I find difficulty proving the no existence of this limit
I show my process
$ \lim_{x\to 0} \biggl(1 + x e^{- \frac{1}{x^2}}+\sin \frac{1}{x^4}\biggr)^{e^{\frac{1}{x^2}}}$
We begin with rewriting the limit as follows: $ \lim_{x\to 0} \biggl(1 + x e^{- \frac{1}{x^2}}+\sin \frac{1}{x^4}\biggr)^{e^{\frac{1}{x^2}}}=\lim_{x\to 0} \biggl( 1 + x \frac{1}{e^{\frac{1}{x^2}}} +\sin \frac{1}{x^4}\biggr)^{e^{\frac{1}{x^2}}}$ and analyze the various addends and the exponent of the limit: $\begin{align*} &x \frac{1}{e^{\frac{1}{x^2}}}\to 0\\ &\sin \frac{1}{x^4}\to \not \exists\\ &e^{\frac{1}{x^2}}\to+\infty.\\ \end{align*}$ The problem here lies in the fact that we have an addendum that there is no limit, let's consider: $\sin{a_n}\quad\text{e}\quad\sin{b_n}\quad\text{con }\quad n\to+\infty$ where the two sequences are: $a_n=\frac{\pi}{2}+2n\pi\quad\text{e}\quad b_n=2n\pi$ Then, the function values calculated in the sequence $ a_n $, with $ k $ positive integer, tends to $ 1 $, calculated values of the sequence $b_n$ tends to $0$,: $\lim_ {n \to\infty}\sin{a_n}=1 \quad\text{and}\quad \lim_{n\to \infty}\sin {b_n} = 0$ and therefore, as we know, the limit of $\sin x$ ($x \to \infty$) not exists.

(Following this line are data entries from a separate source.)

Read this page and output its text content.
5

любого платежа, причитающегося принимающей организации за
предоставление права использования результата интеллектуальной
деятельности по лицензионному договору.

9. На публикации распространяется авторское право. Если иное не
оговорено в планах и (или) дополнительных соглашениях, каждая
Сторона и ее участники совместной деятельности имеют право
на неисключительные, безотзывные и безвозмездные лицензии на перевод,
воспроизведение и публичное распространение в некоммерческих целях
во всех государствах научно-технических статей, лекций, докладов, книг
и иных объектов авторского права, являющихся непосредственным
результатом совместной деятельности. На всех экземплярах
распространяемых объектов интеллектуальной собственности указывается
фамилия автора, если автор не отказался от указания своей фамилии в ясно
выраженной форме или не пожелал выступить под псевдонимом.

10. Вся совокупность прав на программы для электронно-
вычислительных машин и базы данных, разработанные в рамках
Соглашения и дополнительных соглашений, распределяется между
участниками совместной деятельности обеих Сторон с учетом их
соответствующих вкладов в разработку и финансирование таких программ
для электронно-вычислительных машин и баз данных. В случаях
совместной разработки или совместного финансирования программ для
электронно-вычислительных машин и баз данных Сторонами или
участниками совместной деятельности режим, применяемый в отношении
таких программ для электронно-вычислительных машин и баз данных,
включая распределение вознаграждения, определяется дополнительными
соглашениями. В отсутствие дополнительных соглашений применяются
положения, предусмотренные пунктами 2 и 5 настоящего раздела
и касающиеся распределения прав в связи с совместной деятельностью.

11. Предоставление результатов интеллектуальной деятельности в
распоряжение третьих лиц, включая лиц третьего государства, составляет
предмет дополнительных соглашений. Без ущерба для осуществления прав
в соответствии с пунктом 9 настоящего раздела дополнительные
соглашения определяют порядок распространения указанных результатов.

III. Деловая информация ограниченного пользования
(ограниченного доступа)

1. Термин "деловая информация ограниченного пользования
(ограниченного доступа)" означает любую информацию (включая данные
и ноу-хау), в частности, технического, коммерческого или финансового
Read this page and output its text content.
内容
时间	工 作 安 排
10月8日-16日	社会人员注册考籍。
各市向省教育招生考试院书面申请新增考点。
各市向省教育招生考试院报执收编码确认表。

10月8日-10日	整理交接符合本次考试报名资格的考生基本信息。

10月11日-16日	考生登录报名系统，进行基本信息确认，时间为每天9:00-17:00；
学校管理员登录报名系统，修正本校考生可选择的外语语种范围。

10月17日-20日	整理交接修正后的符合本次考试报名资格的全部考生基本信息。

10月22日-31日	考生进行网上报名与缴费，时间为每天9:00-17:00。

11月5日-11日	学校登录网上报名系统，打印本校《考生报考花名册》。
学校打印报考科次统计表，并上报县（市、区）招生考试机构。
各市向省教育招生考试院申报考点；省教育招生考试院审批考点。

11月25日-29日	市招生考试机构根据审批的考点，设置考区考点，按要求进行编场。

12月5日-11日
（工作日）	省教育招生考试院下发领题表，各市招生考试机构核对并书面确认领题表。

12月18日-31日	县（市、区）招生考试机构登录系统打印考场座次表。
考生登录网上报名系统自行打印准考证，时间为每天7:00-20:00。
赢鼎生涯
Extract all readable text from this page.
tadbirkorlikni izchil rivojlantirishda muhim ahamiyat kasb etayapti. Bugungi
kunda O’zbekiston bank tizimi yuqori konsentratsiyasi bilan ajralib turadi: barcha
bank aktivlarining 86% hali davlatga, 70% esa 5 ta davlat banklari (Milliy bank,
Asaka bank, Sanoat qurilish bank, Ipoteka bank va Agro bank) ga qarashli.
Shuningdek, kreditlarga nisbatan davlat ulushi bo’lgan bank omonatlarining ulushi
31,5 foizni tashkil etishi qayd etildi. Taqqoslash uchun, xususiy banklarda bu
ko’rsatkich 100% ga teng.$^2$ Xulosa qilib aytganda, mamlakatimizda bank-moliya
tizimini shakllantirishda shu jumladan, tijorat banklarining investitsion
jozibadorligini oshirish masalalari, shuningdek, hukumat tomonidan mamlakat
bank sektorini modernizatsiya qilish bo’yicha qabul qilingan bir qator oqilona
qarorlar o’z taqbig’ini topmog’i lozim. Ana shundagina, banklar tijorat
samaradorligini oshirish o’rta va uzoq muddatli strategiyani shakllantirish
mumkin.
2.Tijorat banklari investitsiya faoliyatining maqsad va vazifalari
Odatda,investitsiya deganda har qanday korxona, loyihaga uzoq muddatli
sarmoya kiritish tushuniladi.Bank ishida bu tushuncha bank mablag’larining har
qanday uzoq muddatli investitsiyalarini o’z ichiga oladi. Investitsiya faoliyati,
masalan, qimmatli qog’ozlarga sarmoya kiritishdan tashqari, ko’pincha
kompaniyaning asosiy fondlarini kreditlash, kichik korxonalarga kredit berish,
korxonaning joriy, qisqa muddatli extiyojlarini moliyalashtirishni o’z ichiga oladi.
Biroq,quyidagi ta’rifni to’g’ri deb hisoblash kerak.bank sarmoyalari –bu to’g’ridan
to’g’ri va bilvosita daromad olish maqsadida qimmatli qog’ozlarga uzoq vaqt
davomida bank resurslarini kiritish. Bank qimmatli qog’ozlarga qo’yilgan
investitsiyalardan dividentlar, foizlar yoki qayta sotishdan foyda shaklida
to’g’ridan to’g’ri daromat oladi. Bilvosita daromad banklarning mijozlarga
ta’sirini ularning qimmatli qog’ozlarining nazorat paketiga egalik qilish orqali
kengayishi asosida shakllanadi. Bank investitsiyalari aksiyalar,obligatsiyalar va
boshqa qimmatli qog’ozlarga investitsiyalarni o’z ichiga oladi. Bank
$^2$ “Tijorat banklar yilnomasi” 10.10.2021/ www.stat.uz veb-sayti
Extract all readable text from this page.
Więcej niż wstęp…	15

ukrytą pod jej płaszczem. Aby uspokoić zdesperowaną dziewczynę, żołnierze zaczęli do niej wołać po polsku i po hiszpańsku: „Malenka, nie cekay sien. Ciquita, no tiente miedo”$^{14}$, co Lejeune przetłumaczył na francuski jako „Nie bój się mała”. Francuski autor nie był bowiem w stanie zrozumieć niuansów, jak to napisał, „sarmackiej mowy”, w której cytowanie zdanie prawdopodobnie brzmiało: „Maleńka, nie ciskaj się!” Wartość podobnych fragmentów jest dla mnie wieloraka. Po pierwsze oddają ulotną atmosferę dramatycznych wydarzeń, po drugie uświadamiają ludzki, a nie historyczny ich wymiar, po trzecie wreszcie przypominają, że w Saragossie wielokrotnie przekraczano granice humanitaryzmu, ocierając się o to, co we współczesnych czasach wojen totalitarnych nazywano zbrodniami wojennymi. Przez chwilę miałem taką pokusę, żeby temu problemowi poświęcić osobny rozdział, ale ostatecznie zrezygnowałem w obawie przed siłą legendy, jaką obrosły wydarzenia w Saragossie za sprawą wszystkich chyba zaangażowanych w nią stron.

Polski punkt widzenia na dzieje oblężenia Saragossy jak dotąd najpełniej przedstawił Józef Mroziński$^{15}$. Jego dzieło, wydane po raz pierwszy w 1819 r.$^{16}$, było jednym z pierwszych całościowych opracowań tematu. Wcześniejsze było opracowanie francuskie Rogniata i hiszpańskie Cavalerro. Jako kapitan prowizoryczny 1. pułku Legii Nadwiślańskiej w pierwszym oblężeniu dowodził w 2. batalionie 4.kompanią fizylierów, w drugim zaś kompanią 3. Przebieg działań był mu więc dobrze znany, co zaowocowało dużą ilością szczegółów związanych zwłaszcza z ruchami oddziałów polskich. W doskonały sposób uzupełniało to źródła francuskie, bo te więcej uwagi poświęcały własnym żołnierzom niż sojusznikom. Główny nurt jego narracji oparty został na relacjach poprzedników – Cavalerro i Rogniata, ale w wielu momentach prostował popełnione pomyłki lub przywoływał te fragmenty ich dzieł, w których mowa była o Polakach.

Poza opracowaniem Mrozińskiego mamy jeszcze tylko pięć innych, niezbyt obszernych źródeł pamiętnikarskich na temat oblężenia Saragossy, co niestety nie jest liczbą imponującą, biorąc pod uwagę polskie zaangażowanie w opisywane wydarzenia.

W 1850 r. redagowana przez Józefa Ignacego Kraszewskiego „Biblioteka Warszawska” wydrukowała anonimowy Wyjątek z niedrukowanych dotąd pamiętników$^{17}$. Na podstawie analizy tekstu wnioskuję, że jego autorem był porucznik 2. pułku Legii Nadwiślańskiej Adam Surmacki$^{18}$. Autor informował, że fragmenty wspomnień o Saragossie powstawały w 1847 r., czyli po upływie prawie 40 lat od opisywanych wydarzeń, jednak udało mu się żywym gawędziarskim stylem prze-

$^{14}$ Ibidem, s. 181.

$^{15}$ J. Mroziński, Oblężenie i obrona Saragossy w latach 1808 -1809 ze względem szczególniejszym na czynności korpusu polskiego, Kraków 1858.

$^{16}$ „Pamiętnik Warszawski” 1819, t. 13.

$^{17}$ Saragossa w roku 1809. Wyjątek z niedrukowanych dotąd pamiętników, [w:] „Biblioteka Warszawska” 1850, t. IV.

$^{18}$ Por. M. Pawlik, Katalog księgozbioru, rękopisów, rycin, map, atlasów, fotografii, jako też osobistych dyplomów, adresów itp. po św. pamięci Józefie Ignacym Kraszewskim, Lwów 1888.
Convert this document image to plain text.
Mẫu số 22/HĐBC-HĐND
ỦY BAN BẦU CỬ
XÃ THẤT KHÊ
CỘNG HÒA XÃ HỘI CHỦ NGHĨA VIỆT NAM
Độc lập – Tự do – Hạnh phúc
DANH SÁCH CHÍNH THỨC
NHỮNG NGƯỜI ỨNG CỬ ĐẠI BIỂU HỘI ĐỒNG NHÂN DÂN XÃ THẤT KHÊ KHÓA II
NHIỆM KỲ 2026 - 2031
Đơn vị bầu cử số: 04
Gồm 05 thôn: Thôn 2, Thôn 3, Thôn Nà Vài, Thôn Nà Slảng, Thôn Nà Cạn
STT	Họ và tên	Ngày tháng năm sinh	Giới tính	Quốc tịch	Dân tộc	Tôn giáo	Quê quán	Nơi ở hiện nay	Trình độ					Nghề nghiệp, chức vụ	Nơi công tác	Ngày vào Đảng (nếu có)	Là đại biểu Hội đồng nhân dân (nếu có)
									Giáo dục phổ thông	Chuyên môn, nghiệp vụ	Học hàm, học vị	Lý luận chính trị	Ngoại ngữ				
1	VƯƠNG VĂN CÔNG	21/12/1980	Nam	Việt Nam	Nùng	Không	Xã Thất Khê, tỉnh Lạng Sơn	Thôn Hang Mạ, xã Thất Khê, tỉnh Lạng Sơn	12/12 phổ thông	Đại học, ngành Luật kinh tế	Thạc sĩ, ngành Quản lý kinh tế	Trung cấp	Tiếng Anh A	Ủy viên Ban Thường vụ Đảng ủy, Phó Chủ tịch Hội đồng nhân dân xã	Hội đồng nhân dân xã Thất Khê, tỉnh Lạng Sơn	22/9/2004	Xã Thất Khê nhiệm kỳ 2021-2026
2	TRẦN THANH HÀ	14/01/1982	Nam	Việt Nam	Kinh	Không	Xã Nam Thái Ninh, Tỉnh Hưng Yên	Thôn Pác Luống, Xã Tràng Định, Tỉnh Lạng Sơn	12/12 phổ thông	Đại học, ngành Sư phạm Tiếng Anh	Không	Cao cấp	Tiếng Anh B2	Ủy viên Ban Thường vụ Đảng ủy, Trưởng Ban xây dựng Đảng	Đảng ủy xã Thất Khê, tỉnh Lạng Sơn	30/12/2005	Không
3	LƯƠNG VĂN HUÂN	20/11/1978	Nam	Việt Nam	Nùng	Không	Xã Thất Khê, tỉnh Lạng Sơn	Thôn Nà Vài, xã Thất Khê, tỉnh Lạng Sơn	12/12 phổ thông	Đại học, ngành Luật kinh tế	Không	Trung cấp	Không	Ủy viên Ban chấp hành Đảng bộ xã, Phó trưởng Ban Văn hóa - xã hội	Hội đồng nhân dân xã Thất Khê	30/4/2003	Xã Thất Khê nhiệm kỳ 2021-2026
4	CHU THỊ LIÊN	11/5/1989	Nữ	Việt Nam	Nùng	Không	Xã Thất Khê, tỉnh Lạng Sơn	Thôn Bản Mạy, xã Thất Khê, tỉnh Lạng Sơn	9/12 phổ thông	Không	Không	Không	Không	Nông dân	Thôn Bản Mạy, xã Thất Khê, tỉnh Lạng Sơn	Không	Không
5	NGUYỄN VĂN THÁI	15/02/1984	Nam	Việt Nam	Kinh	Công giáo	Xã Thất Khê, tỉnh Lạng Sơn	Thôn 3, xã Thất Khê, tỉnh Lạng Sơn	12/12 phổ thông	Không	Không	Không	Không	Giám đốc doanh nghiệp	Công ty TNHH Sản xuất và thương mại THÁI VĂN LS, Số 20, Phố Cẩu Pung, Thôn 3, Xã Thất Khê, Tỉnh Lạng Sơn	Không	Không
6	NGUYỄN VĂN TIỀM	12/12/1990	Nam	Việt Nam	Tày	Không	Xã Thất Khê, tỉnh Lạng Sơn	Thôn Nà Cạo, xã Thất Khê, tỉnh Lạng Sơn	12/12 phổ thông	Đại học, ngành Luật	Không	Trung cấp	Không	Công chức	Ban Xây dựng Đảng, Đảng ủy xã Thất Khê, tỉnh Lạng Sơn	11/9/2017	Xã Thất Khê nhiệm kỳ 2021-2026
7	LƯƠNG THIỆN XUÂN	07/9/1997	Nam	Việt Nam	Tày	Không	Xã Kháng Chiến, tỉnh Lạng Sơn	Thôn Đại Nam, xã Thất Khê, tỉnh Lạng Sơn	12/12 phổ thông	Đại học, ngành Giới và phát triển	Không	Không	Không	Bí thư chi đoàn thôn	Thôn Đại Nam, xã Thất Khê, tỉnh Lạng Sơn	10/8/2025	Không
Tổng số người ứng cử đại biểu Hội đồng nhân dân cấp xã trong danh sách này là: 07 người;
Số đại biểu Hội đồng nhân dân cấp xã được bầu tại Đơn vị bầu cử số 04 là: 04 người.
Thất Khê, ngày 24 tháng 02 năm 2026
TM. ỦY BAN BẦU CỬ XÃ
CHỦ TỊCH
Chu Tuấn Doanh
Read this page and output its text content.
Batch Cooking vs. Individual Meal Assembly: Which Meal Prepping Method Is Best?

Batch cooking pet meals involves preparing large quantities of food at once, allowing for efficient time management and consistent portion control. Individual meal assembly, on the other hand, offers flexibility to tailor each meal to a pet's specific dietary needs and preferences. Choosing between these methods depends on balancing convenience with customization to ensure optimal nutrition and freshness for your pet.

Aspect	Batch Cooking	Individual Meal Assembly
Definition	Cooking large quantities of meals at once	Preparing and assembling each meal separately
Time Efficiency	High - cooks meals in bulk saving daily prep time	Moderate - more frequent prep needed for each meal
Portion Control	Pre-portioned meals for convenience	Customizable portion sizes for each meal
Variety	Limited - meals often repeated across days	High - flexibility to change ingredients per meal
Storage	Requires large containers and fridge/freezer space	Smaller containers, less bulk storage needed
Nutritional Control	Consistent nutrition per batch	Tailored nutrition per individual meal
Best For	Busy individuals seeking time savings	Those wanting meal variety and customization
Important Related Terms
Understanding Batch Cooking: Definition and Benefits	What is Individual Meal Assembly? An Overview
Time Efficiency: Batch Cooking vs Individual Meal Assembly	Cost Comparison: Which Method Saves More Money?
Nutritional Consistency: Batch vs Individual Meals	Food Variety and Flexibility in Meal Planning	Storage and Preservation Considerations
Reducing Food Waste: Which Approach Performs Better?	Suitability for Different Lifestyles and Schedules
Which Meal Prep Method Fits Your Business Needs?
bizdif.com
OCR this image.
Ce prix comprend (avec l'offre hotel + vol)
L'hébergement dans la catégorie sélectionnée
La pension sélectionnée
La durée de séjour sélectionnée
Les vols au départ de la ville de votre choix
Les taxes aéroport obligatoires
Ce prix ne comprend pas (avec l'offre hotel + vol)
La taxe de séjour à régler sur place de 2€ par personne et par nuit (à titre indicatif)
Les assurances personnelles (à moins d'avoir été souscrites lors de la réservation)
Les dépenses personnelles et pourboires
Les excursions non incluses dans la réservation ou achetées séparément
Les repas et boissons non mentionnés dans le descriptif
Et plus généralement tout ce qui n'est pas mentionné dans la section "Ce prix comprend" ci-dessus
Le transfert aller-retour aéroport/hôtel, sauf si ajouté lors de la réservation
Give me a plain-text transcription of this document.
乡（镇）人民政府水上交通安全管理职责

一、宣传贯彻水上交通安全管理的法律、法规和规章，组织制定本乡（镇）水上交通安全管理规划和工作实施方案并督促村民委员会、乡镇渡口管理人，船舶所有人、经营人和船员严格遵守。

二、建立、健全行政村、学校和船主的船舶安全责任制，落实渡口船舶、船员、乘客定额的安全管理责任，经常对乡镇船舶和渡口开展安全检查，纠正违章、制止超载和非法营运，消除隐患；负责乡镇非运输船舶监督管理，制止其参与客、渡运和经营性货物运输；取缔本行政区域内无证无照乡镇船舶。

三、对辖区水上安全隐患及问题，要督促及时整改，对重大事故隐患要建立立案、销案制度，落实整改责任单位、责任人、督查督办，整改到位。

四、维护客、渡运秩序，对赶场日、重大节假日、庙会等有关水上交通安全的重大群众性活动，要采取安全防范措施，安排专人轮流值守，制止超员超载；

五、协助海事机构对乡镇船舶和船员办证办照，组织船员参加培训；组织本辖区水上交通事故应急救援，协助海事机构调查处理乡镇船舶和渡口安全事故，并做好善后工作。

Now, to prove that the given limit does not exist,i continued in this way
$t= \frac{1}{x^2},$ (if $x\to0 \rightarrow t\to+\infty$) : $\lim_{x\to 0} \biggl( 1 + x \frac{1}{e^{\frac{1}{x^2}}} +\sin \frac{1}{x^4}\biggr)^{e^{\frac{1}{x^2}}}=\lim_{t\to +\infty} \biggl( 1 + \frac{ \sqrt{t}}{t}\cdot \frac{1}{e^t} +\sin{t^2}\biggr)^{e^t}$
$\frac{ \sqrt{t}}{t}\cdot \frac{1}{e^t}\to 0$
i consider $\begin{align*} &\lim_{t\to +\infty} \biggl(1 + \sin{({a_n})^2}\biggr)^{e^t}=\biggl(1+1\biggr)^{e^t}=+\infty\\ &\lim_{t\to +\infty} \biggl( 1 + \sin{({b_n})^2}\biggr)^{e^t}=e^{e^t\ln\biggl( 1 + \sin{({b_n})^2}\biggr)}=e^{+\infty\ln( 1 + 0)}=??? \end{align*}$